Barbara West, the Orlando anchor who questioned Vice Presidential candidate Joe Biden on Barack Obama’s supposed Marxism, is a more simplistic version of the “gotcha.” By trapping an interviewee into answering questions that are completely absurd, West hoped to make a name for herself (which she has) but also become the “October surprise” herself. If she conned Biden into one of his famous gaffes, West would have made history (albeit in a Katherine Harris sort of way). Had she achieved her goal, West undoubtedly would have been able to push herself into a national station or at least a GOP advocate. This isn’t the type of “gotcha journalism” that serves the public’s interest. It’s not Gotcha – you. It’s gotcha-you for me.

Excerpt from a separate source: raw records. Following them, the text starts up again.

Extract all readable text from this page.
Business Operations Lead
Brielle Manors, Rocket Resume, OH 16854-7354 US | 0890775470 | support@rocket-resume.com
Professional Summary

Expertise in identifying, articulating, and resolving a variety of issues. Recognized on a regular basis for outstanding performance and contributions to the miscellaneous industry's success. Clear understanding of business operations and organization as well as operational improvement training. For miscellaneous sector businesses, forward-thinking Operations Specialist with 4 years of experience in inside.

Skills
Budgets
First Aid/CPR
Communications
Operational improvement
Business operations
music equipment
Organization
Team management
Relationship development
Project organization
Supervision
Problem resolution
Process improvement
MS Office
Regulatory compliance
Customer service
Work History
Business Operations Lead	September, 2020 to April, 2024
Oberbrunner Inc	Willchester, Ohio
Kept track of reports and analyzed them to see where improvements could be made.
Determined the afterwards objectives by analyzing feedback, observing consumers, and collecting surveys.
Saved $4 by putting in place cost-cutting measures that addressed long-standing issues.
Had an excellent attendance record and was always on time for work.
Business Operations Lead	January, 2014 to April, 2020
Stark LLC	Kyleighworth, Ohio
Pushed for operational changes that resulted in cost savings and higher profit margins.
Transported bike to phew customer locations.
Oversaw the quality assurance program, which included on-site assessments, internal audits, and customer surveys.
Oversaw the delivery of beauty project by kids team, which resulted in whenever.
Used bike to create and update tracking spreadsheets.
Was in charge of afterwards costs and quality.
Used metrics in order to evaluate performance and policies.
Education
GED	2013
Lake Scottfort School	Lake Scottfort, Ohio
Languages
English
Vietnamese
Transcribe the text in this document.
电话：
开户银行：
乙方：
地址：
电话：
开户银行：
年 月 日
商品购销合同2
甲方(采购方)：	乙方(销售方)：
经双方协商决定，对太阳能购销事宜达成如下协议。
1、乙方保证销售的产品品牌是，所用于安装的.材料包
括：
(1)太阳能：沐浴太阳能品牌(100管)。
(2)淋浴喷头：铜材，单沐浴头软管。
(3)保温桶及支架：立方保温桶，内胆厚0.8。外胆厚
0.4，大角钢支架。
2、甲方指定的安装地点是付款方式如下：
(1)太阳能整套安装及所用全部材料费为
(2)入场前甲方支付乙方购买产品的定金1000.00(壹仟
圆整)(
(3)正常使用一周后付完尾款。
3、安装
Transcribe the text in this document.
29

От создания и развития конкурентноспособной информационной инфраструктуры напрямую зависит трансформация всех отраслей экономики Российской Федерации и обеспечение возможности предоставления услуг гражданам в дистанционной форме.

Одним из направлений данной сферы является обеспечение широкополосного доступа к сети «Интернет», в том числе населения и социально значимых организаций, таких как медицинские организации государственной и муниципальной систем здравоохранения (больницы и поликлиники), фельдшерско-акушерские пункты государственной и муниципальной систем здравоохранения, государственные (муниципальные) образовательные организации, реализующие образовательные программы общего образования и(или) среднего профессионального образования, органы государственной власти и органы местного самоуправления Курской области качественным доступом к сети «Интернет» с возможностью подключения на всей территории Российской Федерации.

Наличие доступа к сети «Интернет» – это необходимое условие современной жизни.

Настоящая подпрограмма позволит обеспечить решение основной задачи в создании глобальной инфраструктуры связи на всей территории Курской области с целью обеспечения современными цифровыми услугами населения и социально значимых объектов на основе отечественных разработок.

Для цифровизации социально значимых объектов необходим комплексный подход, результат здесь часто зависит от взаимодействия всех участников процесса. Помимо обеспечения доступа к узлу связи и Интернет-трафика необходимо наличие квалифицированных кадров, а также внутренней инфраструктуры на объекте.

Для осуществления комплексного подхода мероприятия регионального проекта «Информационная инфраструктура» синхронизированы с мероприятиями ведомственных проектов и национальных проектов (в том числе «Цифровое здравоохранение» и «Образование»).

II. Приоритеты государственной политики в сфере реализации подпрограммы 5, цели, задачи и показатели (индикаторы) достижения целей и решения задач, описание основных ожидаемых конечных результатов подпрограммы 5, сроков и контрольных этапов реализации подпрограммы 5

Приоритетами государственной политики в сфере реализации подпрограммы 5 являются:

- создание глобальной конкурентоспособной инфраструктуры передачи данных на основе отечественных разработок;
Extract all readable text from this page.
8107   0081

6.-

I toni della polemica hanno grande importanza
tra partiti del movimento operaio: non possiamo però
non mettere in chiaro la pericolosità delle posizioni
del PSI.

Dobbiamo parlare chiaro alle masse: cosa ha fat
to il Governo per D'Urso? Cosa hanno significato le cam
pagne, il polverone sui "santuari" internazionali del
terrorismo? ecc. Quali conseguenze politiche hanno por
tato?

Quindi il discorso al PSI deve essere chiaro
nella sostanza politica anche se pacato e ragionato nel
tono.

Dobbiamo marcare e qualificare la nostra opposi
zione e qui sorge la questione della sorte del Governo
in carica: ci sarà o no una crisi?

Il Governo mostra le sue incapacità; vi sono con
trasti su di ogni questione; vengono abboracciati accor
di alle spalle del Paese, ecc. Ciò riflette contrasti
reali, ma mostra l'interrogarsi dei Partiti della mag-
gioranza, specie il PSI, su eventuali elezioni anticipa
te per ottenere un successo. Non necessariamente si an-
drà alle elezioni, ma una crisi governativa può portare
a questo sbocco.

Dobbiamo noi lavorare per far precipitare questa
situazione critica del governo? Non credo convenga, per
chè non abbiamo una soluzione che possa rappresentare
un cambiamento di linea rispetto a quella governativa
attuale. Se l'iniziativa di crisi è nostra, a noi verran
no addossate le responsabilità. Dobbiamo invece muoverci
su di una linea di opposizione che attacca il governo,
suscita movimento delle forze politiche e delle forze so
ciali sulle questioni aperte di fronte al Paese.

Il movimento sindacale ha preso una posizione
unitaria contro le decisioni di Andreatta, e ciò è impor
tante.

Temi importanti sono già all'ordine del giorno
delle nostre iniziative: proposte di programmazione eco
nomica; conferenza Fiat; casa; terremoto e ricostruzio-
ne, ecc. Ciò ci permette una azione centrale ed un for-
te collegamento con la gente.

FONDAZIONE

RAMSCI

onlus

These trends in journalism should not be surprising. Print newspaper revenue is declining rapidly. Classified ads have been eradicated by free websites such as “Craig’s List.” Over the same period, websites like “Drudge Report” and “Huffington Post” have generated massive followings, accompanied by the advertising dollars that come with it. There is an increasing impetus to make a name for yourself – sources be damned. If you land the right number on the slander roulette wheel, you’ve got it made. However, if your bets are wrong, those 15 minutes of fame will take about 2 seconds to forget.

In the case of the vandalisms in Minnesota, I understand the abstention of national coverage about the Obama sign. It was an isolated incident with no solid leads of perpetrator or motive. Reputable sources are needed to run a headline and there’s no point in pushing a story that invites more questions than answers. Sure the defacement makes me mad. But who are the perpetrators? Racists making a statement? Lefties stirring up controversy? Aliens? Without valid information, a story needs to be shelved. The congressional tagging story has also been quieted. A news organization’s priority should be to fairness; pushing this story the wrong direction could lead to a distortion by either affected party even though both were targeted. Sometimes it’s better to let the police do their job than channel your inner Nancy Grace. However, my inside source, the Great Gazoo, has told me one of three organizations are responsible: Anarchists (the ones that organize but still believe in anarchy), the People’s Front of Judea, or the Judean People’s Front. Either way, I’m positive John Cleese is involved.